A montagem parece ter um forte processo colaborativo, especialmente com Alexandre Dal Farra na direção e a contribuição de Marco França na criação. Como você se encaixa e contribui nesse tipo de ambiente criativo?
Sim, foi um processo amplamente colaborativo. Alexandre é um diretor superiormente generoso e muito talentoso. Ele nos trouxe uma ideia de concepção cênica bem interessante e, a partir dela, eu e Rui tivemos total liberdade de propor caminhos para nossos personagens. Rui é um ator sensacional, que admiro profundamente. É um prazer imenso “jogar” com ele. Foi muito bacana acompanhar seu processo criativo e descobrir como nossas construções são complementares. Marco, que, além de ator, é um multi-instrumentista e assina a direção musical do espetáculo, também teve todo espaço para criar as instigantes intervenções sonoras que atravessam o espetáculo, além de brilhar em suas aparições, como Srta.

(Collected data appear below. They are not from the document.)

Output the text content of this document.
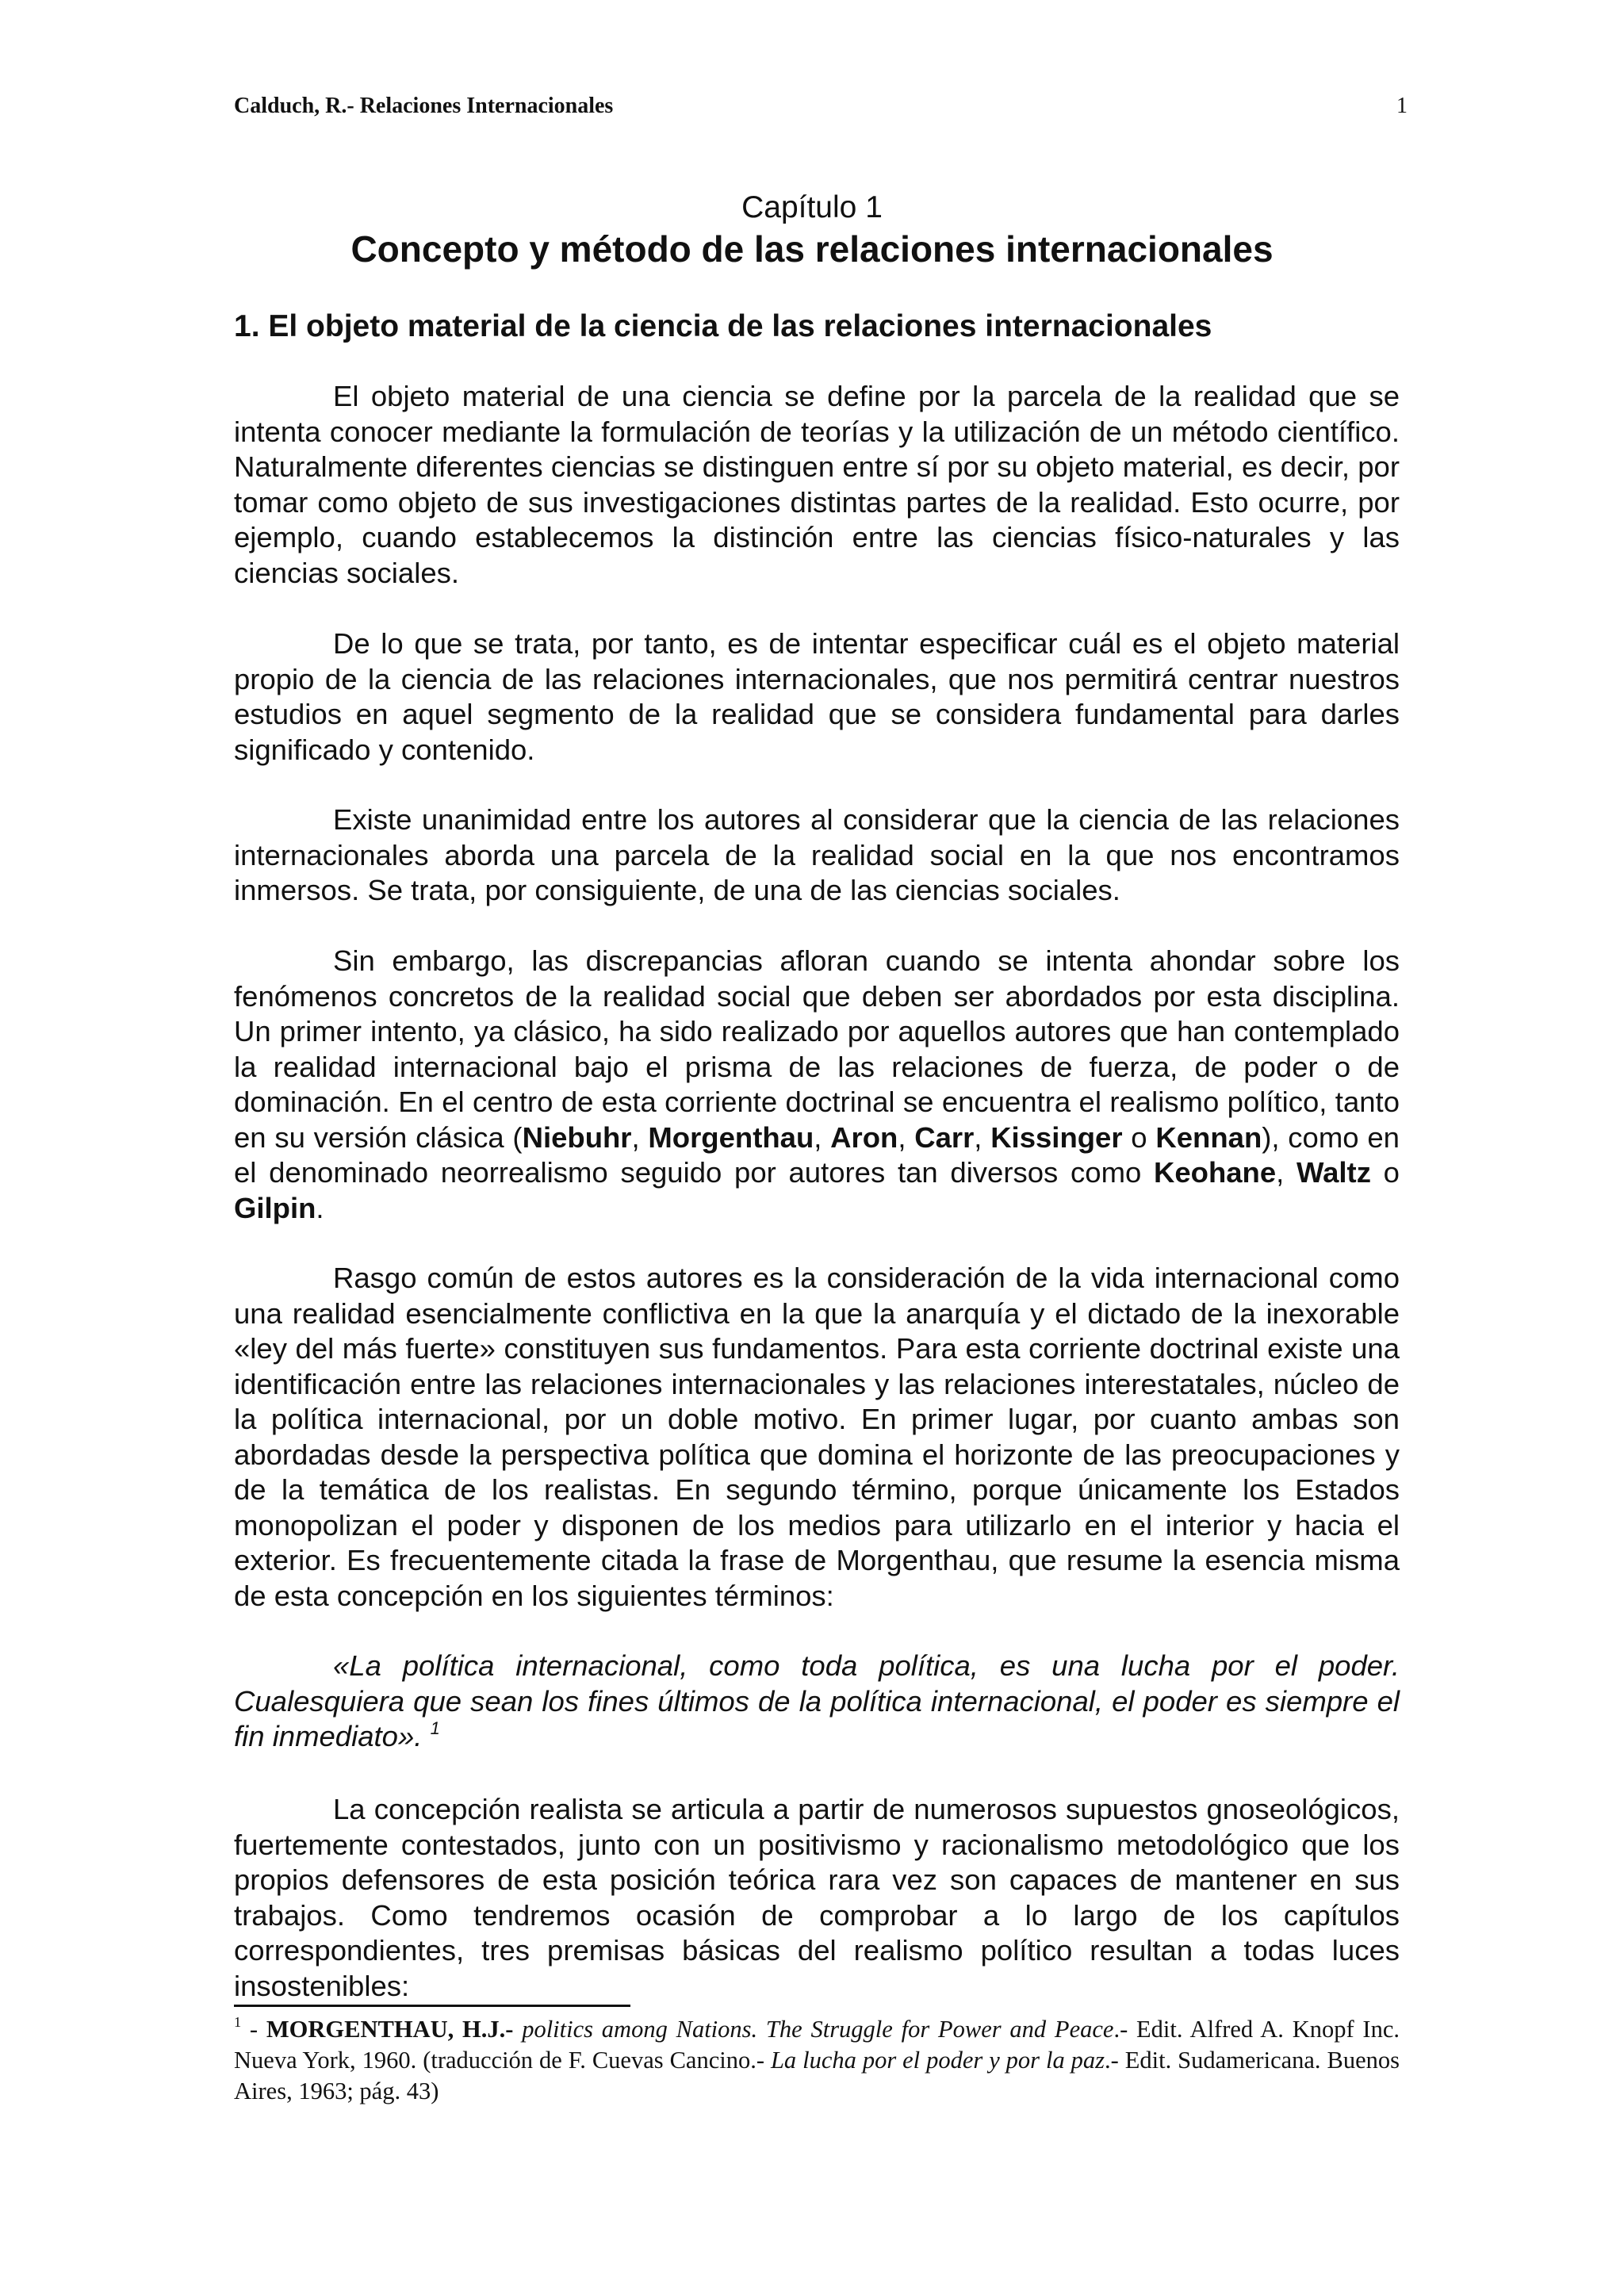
Calduch, R.- Relaciones Internacionales	1
Capítulo 1
Concepto y método de las relaciones internacionales
1. El objeto material de la ciencia de las relaciones internacionales

El objeto material de una ciencia se define por la parcela de la realidad que se intenta conocer mediante la formulación de teorías y la utilización de un método científico. Naturalmente diferentes ciencias se distinguen entre sí por su objeto material, es decir, por tomar como objeto de sus investigaciones distintas partes de la realidad. Esto ocurre, por ejemplo, cuando establecemos la distinción entre las ciencias físico-naturales y las ciencias sociales.

De lo que se trata, por tanto, es de intentar especificar cuál es el objeto material propio de la ciencia de las relaciones internacionales, que nos permitirá centrar nuestros estudios en aquel segmento de la realidad que se considera fundamental para darles significado y contenido.

Existe unanimidad entre los autores al considerar que la ciencia de las relaciones internacionales aborda una parcela de la realidad social en la que nos encontramos inmersos. Se trata, por consiguiente, de una de las ciencias sociales.

Sin embargo, las discrepancias afloran cuando se intenta ahondar sobre los fenómenos concretos de la realidad social que deben ser abordados por esta disciplina. Un primer intento, ya clásico, ha sido realizado por aquellos autores que han contemplado la realidad internacional bajo el prisma de las relaciones de fuerza, de poder o de dominación. En el centro de esta corriente doctrinal se encuentra el realismo político, tanto en su versión clásica (Niebuhr, Morgenthau, Aron, Carr, Kissinger o Kennan), como en el denominado neorrealismo seguido por autores tan diversos como Keohane, Waltz o Gilpin.

Rasgo común de estos autores es la consideración de la vida internacional como una realidad esencialmente conflictiva en la que la anarquía y el dictado de la inexorable «ley del más fuerte» constituyen sus fundamentos. Para esta corriente doctrinal existe una identificación entre las relaciones internacionales y las relaciones interestatales, núcleo de la política internacional, por un doble motivo. En primer lugar, por cuanto ambas son abordadas desde la perspectiva política que domina el horizonte de las preocupaciones y de la temática de los realistas. En segundo término, porque únicamente los Estados monopolizan el poder y disponen de los medios para utilizarlo en el interior y hacia el exterior. Es frecuentemente citada la frase de Morgenthau, que resume la esencia misma de esta concepción en los siguientes términos:

«La política internacional, como toda política, es una lucha por el poder. Cualesquiera que sean los fines últimos de la política internacional, el poder es siempre el fin inmediato». $^1$

La concepción realista se articula a partir de numerosos supuestos gnoseológicos, fuertemente contestados, junto con un positivismo y racionalismo metodológico que los propios defensores de esta posición teórica rara vez son capaces de mantener en sus trabajos. Como tendremos ocasión de comprobar a lo largo de los capítulos correspondientes, tres premisas básicas del realismo político resultan a todas luces insostenibles:

$^1$ - MORGENTHAU, H.J.- politics among Nations. The Struggle for Power and Peace.- Edit. Alfred A. Knopf Inc. Nueva York, 1960. (traducción de F. Cuevas Cancino.- La lucha por el poder y por la paz.- Edit. Sudamericana. Buenos Aires, 1963; pág. 43)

Dee.
Como você enxerga o papel do teatro, e do artista em geral, na discussão de temas sociais urgentes como os abordados em “Vermes Radiantes”? Você sente que é uma responsabilidade do artista provocar essa reflexão?
Bom, eu fui uma criança profundamente angustiada e muito medrosa. Morria de medo do escuro, mas – para a minha própria surpresa – do escuro do teatro nunca senti medo. Ao contrário, percebi rapidamente que aquele escuro me acolhia, me amparava, acendia a luz da minha imaginação e ressignificava minhas angústias. Minha relação com a arte sempre esteve atrelada à essa possibilidade de transformação.
Me tornei artista porque entendi muito cedo que, através da experiência artística, podemos ser tocados em lugares tão profundos que, por vezes, transformam nossa maneira de existir no mundo. Por isso fiquei tão enlouquecida ao ler “Vermes Radiantes”. Naquele momento, a possibilidade de fazer teatro presencialmente estava suspensa e não havia garantia de que algum dia isso seria possível novamente. Não sabia como, nem quando, mas me agarrei à força do texto e, junto com Rui, comecei a engendrar possibilidades para que o Brasil tivesse a oportunidade de ser atravessado por este poderoso espetáculo. Que bom que deu certo!
Sesc Pompeia – r. Clélia, 93, Água Branca, região oeste. Qui. a sáb., 20h. Dom., 18h. Até 10/8. Duração: 90 minutos A partir de R$ 18, em sescsp.org.br e nas bilheterias das unidades.